On March 13, 2013, the Company amended its Credit Agreement (the “Agreement”) with Bank of America to provide a senior financing facility consisting of term debt and a revolving line of credit.  Under the Agreement, the Company became obligated on $11,000,000 of debt in the form of a term note to refinance the previous senior term debt and to fund repayment of a portion of its outstanding subordinated debt. Additionally, the Agreement includes a $5,000,000 revolving line of credit that can be used for the purchase of fixed assets, to fund acquisitions, to collateralize letters of credit, and for operating capital.

 

The Agreement amortizes the term debt over a five year period with 59 equal monthly installments of $130,952 and a final payment of $3,273,832 due in March 2018. The revolving line of credit matures in March 2016.  There are various restrictive covenants under the Agreement, and the Company is prohibited from entering into other debt agreements without the bank’s consent.  The Agreement also prohibits the Company from paying dividends without the prior consent of the bank.

 

There was no balance on the line of credit but it collateralized a letter of credit of $1,466,000 as of April 30, 2013.  Consequently, as of that date, there was $3,534,000 available to borrow from the revolving line of credit.
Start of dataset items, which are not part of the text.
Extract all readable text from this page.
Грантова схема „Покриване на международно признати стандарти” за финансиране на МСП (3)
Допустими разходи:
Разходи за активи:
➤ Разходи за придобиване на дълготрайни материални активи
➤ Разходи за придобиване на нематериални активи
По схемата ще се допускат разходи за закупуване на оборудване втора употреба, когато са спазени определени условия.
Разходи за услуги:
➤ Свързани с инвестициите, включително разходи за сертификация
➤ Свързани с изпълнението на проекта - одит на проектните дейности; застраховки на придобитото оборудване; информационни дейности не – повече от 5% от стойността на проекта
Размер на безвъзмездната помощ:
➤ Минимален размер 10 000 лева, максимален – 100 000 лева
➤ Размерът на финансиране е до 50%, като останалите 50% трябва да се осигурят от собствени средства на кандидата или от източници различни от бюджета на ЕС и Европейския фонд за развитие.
There was $10,869,000 outstanding on the term note as of April 30, 2013.

 

Under the Agreement, interest is paid at a rate of one-month LIBOR plus a margin based on the achievement of a specified leverage ratio.  As of April 30, 2013, the margin was 2.50% for the term note and 2.25% for the revolving line of credit.  The Company fixed the interest rate on 75% of its term debt by purchasing an interest rate swap as of the date of the Agreement. As of April 30, 2013, the Company had $2,717,000 of the term debt subject to variable interest rates.  The one-month LIBOR was .20% on the last business day of April 2013 resulting in total variable interest rates of 2.70% and 2.45%, for the term note and the revolving line of credit, respectively, as of April 30, 2013.

 

The Agreement requires the Company to be in compliance with certain financial covenants at the end of each fiscal quarter.  The covenants include senior debt service coverage as defined of greater than 1.25 to 1, total debt service coverage as defined of greater than 1 to 1, and senior debt to EBITDA of less than 2.50 to 1.  As of April 30, 2013, the Company was in compliance with these covenants and terms of the Agreement. 

 

In addition to the senior debt, as of April 30, 2013, the Company has subordinated debt owed to Henry, Peter and John Baker.  On December 21, 2012 the Company made a discretionary payment of $1,500,000 to the subordinated debt holders. With a portion of the proceeds from the senior debt re-financing above, the Company paid down the amount of subordinated debt by an additional $1,500,000 leaving an aggregate remaining principal outstanding of $10,000,000 due by the amended maturity date of October 5, 2018. The interest rate on each of these notes is 12% per annum.

  

In 2012, the Company made an acquisition that resulted in the issuance of a note for $101,000 to the seller. The note was due on March 20, 2013 but remains a liability and has not been paid because certain contingencies in the acquisition agreement that were required to be met for payment were not met subsequent to the transaction. The Company is currently discussing settlement of these contingencies with the seller and is uncertain of if or when the amount due, in whole or in part, will be paid.